I've written morning pages every day of the week. At times, I've had to refer to tasks to find things to write about. Planning a longer artist date was fun. I had no clue how programmed I was until I paused. I recognize how much I am not of my world when I pause and tune into my own thoughts and compare them with the lives of those around me. At times when I struggle to write more, I write as much I can.
I got out of my own way to visit the zoo. A crane inside a cage was bobbing its head, so I bobbed my head too. It reminded me of the oompa loompa I do sometimes when practicing accordion. I was sending a telepathic message of what my experience is like outside the cage, not knowing whether it was successful or not. A weasel ran around its artificial terrain, reminding me of Pop Goes the Weasel. I felt like I walked too much.
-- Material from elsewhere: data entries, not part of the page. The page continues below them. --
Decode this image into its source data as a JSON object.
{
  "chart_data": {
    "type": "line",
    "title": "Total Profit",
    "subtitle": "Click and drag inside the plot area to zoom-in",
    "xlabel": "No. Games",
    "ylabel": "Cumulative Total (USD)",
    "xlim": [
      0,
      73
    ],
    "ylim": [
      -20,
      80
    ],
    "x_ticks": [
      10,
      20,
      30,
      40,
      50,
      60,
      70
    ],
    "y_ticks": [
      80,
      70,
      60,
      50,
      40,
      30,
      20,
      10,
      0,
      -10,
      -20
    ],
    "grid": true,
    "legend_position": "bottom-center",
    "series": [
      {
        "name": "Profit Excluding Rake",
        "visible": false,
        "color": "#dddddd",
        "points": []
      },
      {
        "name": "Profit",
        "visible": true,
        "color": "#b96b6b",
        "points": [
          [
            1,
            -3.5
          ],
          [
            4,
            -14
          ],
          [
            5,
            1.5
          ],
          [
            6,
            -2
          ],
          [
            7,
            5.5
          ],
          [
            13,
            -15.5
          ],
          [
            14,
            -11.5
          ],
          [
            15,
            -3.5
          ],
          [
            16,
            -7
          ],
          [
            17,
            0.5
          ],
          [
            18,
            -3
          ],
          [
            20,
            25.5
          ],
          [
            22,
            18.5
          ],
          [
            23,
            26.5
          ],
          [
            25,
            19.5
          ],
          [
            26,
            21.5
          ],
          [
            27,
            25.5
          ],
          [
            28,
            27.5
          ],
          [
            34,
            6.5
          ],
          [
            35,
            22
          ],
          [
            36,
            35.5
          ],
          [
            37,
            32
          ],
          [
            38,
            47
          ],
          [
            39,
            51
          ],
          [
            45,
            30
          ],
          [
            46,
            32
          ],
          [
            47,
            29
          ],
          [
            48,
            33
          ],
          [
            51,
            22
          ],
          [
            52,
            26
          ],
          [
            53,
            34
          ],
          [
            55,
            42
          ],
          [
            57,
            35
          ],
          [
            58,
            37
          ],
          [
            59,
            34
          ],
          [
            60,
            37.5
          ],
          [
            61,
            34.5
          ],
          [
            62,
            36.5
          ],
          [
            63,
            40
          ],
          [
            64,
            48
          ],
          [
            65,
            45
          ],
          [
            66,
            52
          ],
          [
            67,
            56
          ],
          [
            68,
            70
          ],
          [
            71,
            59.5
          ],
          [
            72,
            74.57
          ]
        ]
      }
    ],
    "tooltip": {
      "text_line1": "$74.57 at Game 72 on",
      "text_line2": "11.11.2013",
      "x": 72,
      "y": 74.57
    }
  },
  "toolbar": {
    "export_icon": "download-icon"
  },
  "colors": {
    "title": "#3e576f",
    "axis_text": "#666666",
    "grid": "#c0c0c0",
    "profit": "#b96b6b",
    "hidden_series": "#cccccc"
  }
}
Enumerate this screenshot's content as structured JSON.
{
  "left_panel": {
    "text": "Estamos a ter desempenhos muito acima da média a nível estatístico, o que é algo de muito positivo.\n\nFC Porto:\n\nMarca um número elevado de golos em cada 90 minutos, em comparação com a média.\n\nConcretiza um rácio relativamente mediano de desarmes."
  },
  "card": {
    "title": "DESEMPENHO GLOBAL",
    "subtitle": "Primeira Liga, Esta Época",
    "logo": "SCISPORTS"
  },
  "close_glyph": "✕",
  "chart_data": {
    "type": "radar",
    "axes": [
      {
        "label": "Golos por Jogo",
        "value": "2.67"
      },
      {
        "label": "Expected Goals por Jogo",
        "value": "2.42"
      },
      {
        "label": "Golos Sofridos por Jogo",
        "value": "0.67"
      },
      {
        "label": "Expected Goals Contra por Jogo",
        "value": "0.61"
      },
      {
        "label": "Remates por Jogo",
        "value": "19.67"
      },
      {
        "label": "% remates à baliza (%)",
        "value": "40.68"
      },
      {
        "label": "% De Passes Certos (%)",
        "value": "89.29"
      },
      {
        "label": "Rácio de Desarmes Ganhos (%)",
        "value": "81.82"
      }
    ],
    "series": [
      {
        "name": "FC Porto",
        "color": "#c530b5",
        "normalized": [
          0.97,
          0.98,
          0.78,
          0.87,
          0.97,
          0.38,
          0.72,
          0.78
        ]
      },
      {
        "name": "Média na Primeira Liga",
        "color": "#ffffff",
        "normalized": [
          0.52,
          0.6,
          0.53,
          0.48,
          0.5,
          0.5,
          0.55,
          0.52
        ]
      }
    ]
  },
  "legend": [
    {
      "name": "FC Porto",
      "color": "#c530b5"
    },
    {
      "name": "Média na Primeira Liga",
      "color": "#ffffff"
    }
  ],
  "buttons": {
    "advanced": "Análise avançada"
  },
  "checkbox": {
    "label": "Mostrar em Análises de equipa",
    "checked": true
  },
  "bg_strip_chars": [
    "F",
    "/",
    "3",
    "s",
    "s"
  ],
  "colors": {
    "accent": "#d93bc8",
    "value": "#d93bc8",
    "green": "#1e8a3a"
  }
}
The seller of an accordion that was owned by her late mother had not replied to my messaging. I interpreted this sign from the universe to remember the love of mother.
I feel that it's getting close to that time to take three days off. It's at my fingertips to do so, yet ancestral programming tells me that I have to get out there and do something for society. Someone has got to end the virtue trap. I've been putting block chords (first inversions with the 6th) in Fascination and they didn't sound good as good as in Arabian Enchantment.